Bicara Dengan Papa

3K 199 2
                                    

29.Bicara Dengan Papa

.......




Naray berbaring dengan memeluk bantal guling erat. Air matanya tidak berhenti dari setengah jam yang lalu, malah semakin sesenggukan jika mengingat kejadian tadi.

Ketika Claudia melihat Naray diantar pulang oleh Novel, Claudia murka. Ia tidak marah, melainkan mengamuk. Claudia juga berusaha menyakiti Naray dengan menjambak bahkan menampar, tapi Naray berhasil di selamatkan oleh Bi Riyah dan Claudia yang berhasil ditenangkan oleh Surya.

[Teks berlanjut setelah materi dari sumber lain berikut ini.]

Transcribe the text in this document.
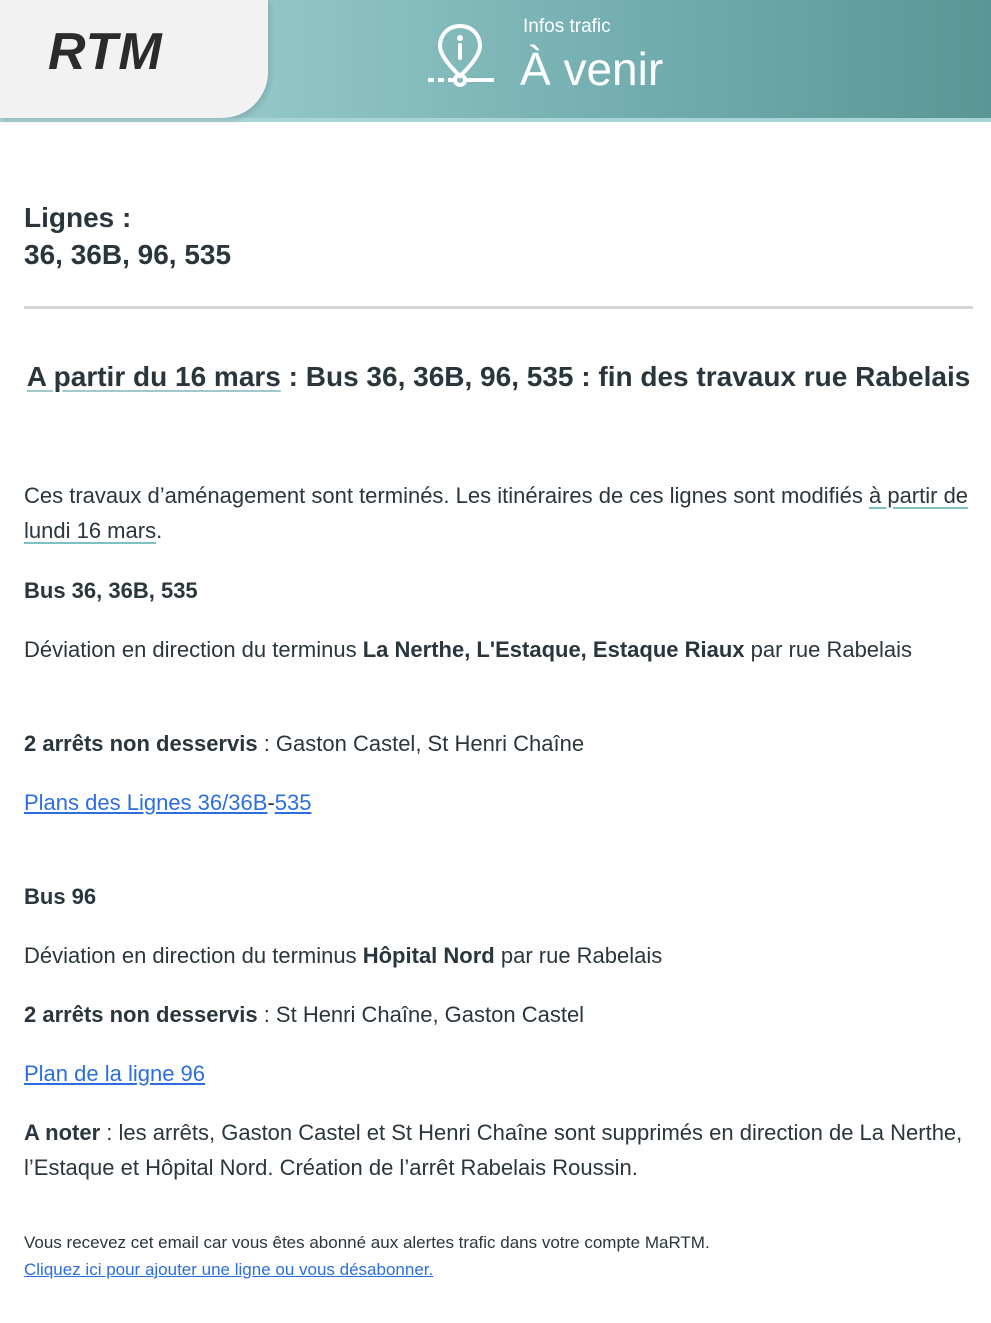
RTM	Infos trafic
À venir
Lignes :
36, 36B, 96, 535
A partir du 16 mars : Bus 36, 36B, 96, 535 : fin des travaux rue Rabelais
Ces travaux d’aménagement sont terminés. Les itinéraires de ces lignes sont modifiés à partir de lundi 16 mars.
Bus 36, 36B, 535
Déviation en direction du terminus La Nerthe, L'Estaque, Estaque Riaux par rue Rabelais
2 arrêts non desservis : Gaston Castel, St Henri Chaîne
Plans des Lignes 36/36B-535
Bus 96
Déviation en direction du terminus Hôpital Nord par rue Rabelais
2 arrêts non desservis : St Henri Chaîne, Gaston Castel
Plan de la ligne 96
A noter : les arrêts, Gaston Castel et St Henri Chaîne sont supprimés en direction de La Nerthe, l’Estaque et Hôpital Nord. Création de l’arrêt Rabelais Roussin.
Vous recevez cet email car vous êtes abonné aux alertes trafic dans votre compte MaRTM.
Cliquez ici pour ajouter une ligne ou vous désabonner.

Naray yakin, atas apa yang telah terjadi, Papanya pasti akan sangat membencinya, apa lagi di sini lah Naray yang terlihat menyakiti Claudia dengan motif 'merebut Novel'.

📖📖📖

Pagi-pagi sekali Naray sudah bersiap pergi ke sekolah, padahal waktu baru saja menunjuk pukul 06.10. Naray menuruni undakan dengan perasaan cemas, entahlah perasaan itu tiba-tiba merabak bersamaan dengan darahnya yang berdesir.

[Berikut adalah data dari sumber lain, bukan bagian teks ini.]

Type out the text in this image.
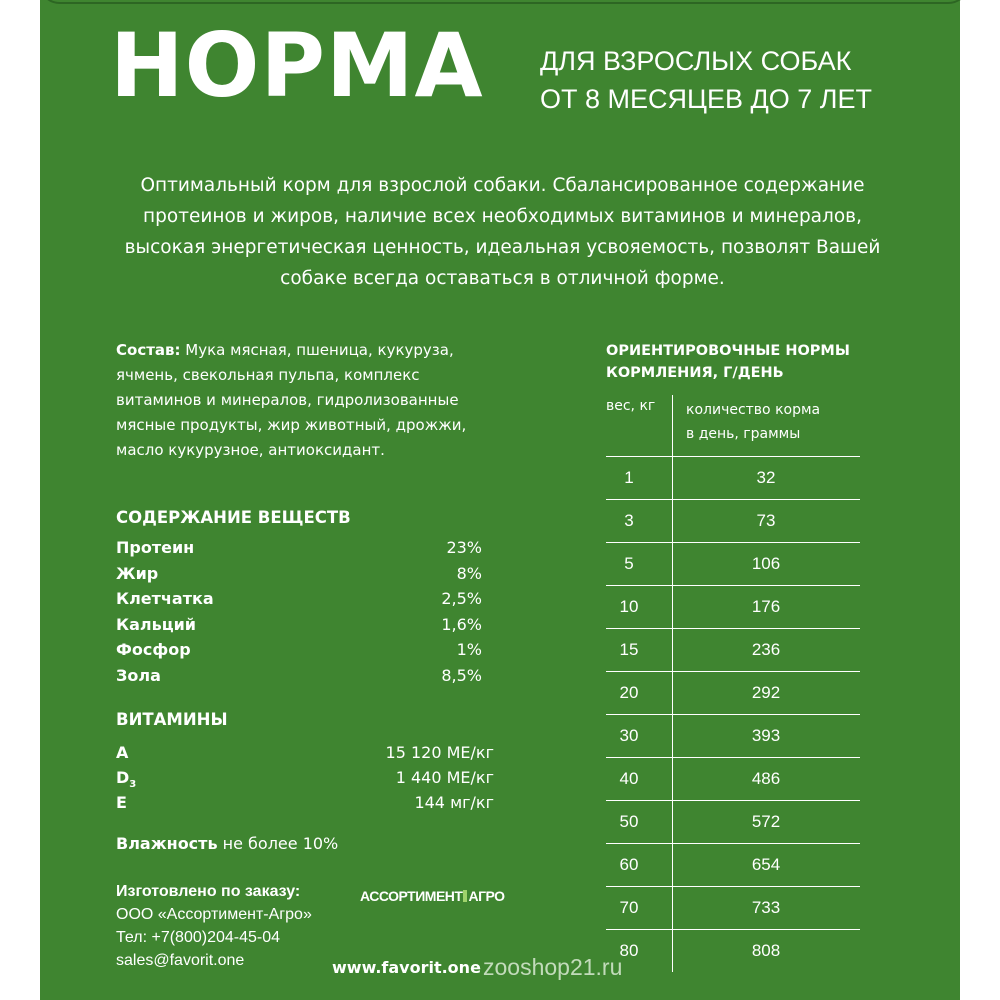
НОРМА ДЛЯ ВЗРОСЛЫХ СОБАК
ОТ 8 МЕСЯЦЕВ ДО 7 ЛЕТ
Оптимальный корм для взрослой собаки. Сбалансированное содержание
протеинов и жиров, наличие всех необходимых витаминов и минералов,
высокая энергетическая ценность, идеальная усвояемость, позволят Вашей
собаке всегда оставаться в отличной форме.
Состав: Мука мясная, пшеница, кукуруза,
ячмень, свекольная пульпа, комплекс
витаминов и минералов, гидролизованные
мясные продукты, жир животный, дрожжи,
масло кукурузное, антиоксидант.
СОДЕРЖАНИЕ ВЕЩЕСТВ
Протеин	23%
Жир	8%
Клетчатка	2,5%
Кальций	1,6%
Фосфор	1%
Зола	8,5%
ВИТАМИНЫ
A	15 120 МЕ/кг
$D_3$	1 440 МЕ/кг
E	144 мг/кг
Влажность не более 10%
Изготовлено по заказу:
ООО «Ассортимент-Агро»
Тел: +7(800)204-45-04
sales@favorit.one
АССОРТИМЕНТ АГРО
www.favorit.one zooshop21.ru
ОРИЕНТИРОВОЧНЫЕ НОРМЫ
КОРМЛЕНИЯ, Г/ДЕНЬ
вес, кг количество корма
в день, граммы
1	32
3	73
5	106
10	176
15	236
20	292
30	393
40	486
50	572
60	654
70	733
80	808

Langkahnya membawa Naray menuju ruang makan, seketika hembusan napas lega ia keluarkan ketika tidak ada siapa-siapa di meja makan. Naray melongok ke meja itu, tidak ada makanan apapun di atasnya, tanpa disadari gadis itu mengelus perutnya yang sejak kemarin belum terisi apa-apa.

Lalu Naray kembali melangkah ke dapur, siapa tahu Bi Riyah sedang membuatkan sarapan. Tapi apa yang Naray lihat sepenuhnya membuat Naray kecewa, dan mematung, tidak ada Bi Riyah, yang ada hanya sosok Papanya sedang menuangkan segelas air, sepertinya Papanya itu tidak menyadari kehadirannya.

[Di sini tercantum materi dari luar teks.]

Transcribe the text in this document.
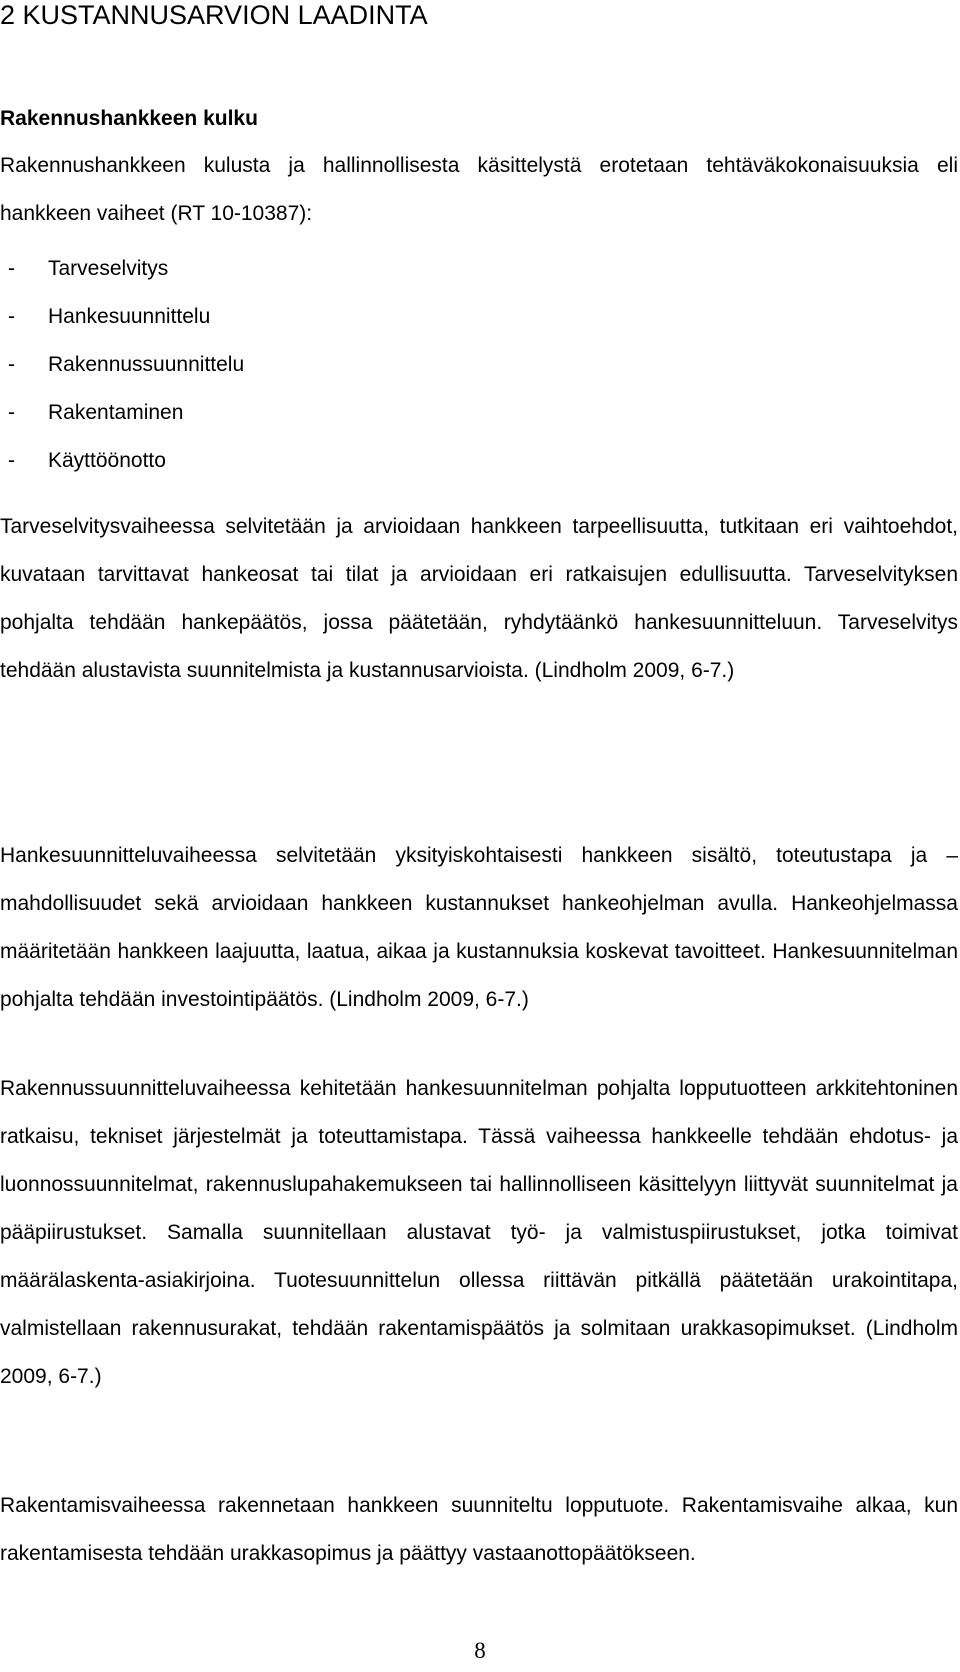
2 KUSTANNUSARVION LAADINTA
Rakennushankkeen kulku

Rakennushankkeen kulusta ja hallinnollisesta käsittelystä erotetaan tehtäväkokonaisuuksia eli hankkeen vaiheet (RT 10-10387):

-	Tarveselvitys
-	Hankesuunnittelu
-	Rakennussuunnittelu
-	Rakentaminen
-	Käyttöönotto

Tarveselvitysvaiheessa selvitetään ja arvioidaan hankkeen tarpeellisuutta, tutkitaan eri vaihtoehdot, kuvataan tarvittavat hankeosat tai tilat ja arvioidaan eri ratkaisujen edullisuutta. Tarveselvityksen pohjalta tehdään hankepäätös, jossa päätetään, ryhdytäänkö hankesuunnitteluun. Tarveselvitys tehdään alustavista suunnitelmista ja kustannusarvioista. (Lindholm 2009, 6-7.)

Hankesuunnitteluvaiheessa selvitetään yksityiskohtaisesti hankkeen sisältö, toteutustapa ja – mahdollisuudet sekä arvioidaan hankkeen kustannukset hankeohjelman avulla. Hankeohjelmassa määritetään hankkeen laajuutta, laatua, aikaa ja kustannuksia koskevat tavoitteet. Hankesuunnitelman pohjalta tehdään investointipäätös. (Lindholm 2009, 6-7.)

Rakennussuunnitteluvaiheessa kehitetään hankesuunnitelman pohjalta lopputuotteen arkkitehtoninen ratkaisu, tekniset järjestelmät ja toteuttamistapa. Tässä vaiheessa hankkeelle tehdään ehdotus- ja luonnossuunnitelmat, rakennuslupahakemukseen tai hallinnolliseen käsittelyyn liittyvät suunnitelmat ja pääpiirustukset. Samalla suunnitellaan alustavat työ- ja valmistuspiirustukset, jotka toimivat määrälaskenta-asiakirjoina. Tuotesuunnittelun ollessa riittävän pitkällä päätetään urakointitapa, valmistellaan rakennusurakat, tehdään rakentamispäätös ja solmitaan urakkasopimukset. (Lindholm 2009, 6-7.)

Rakentamisvaiheessa rakennetaan hankkeen suunniteltu lopputuote. Rakentamisvaihe alkaa, kun rakentamisesta tehdään urakkasopimus ja päättyy vastaanottopäätökseen.

8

Tidak ada Merisca, tidak ada Claudia juga. Mungkin ini waktu yang cocok untuk berbicara dengan Papanya. Naray mengangguk mantap, dan melangkah mendekati Surya.

"Pah?" Katanya berhati-hati dan sedikit menepuk lengan Surya. Surya sedikit tersentak, tetapi ia berusaha menormalkan raut wajahnya yang terkejut itu.

Surya tidak menghiraukan, malah melengos pergi mengambil jas kantornya yang tersampir di kursi ruang makan. Melupakan tujuannya ke dapur, Naray berlari mengejar Surya.

"Pah, Ai mau ngomong sama Papa. Dengerin Ai dulu, Pa!" Naray merengek seperti anak kecil, kembali memegang lengan Surya. Berharap untuk kali ini, Surya mau berbicara padanya.

Surya berhenti ketika sudah di halaman rumah mereka, menatap anak kandungnya dengan iba. Sudah lama sekali ia tak memandang wajah cantik nan imut itu. Sungguh, Surya merindukan sosok di depannya ini, namun ego mampu mengendalikan alam bawah sadarnya.

"Papa beri kesempatan, masuk mobil!" Katanya tegas, seketika binar bahagia terpancar di mata Naray.

Tidak ingin membuang waktu, Naray ngibrit masuk ke dalam mobil dan duduk di sebelah Surya. Sambil menunggu mobil berjalan, Naray sedikit termenung untuk menata kalimat demi kalimat yang akan ia jelaskan kepada Surya.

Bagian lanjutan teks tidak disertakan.